Viele Rezepturen, die Nonnen in Klostergärten entdeckten, wirken noch heute in moderner Kosmetik. Ein Streifzug durch klösterliche Gärten.

Von Susanne Faust 06.07.2018, 23:01

Hamburg l Die Schätze aus den Gärten der Klöster sind die Grundlage für moderne Kosmetik aus der Natur. In Frankreich, Italien und Deutschland entstehen in Klöstern noch heute mit Liebe, Leidenschaft und den richtigen Heilkräutern wohltuende Rezepturen.

„Liebeswasser“ steht auf dem sonnengelben Etikett des Flakons, von dem ein Engel lächelt. Komponiert wurde das „Eau Aimable“ aus Orangenblüten, Bergamotte und wilder Rose vor über hundert Jahren von den Nonnen des Couvent des Minimes. Alle, die durch die Klostertür im Ort Mane in der französischen Provence traten, wurden mit dem frischen Cologne beduftet, um die Nächstenliebe zu stärken. Erbaut wurde das Kloster schon 1613 von Minimen, Brüdern eines Bettelordens, die in größter Bescheidenheit lebten. Sie legten zur Selbstversorgung Gemüse- und Kräutergärten an. Als Franziskanerinnen das Kloster 1862 übernahmen, kultivierten sie auch Heilpflanzen, schufen unter anderem den „Liebvollen Pflegebalsam“, der mit Eibischauszügen die von der Sonne ausgetrocknete Haut tröstet, und den „Wanderfreund“ für die müden Füße der Pilger.

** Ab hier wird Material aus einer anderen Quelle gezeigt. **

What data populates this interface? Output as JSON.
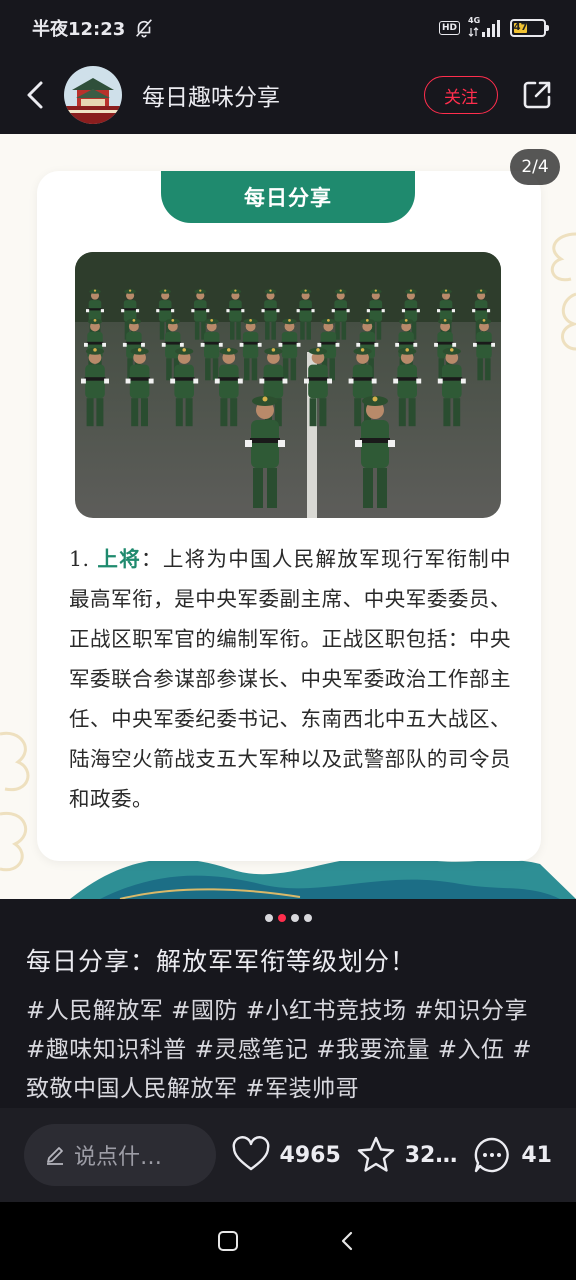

Als 2004 ein Hotel in die Gemäuer zog, wurden die alten Rezepturen wiederentdeckt. Ein verlockender Fund für die Marke L’Occitane, deren Forscher aus den Original-Aufzeichnungen die nostalgische Naturkosmetik-Serie „Couvent des Minimes“ entwickelten. Damit die Nächstenliebe nicht nur aus dem „Liebeswasser“ fließt, spendet die Klosterserie einen Teil ihrer Einkünfte an den Orden der Franziskanerinnen.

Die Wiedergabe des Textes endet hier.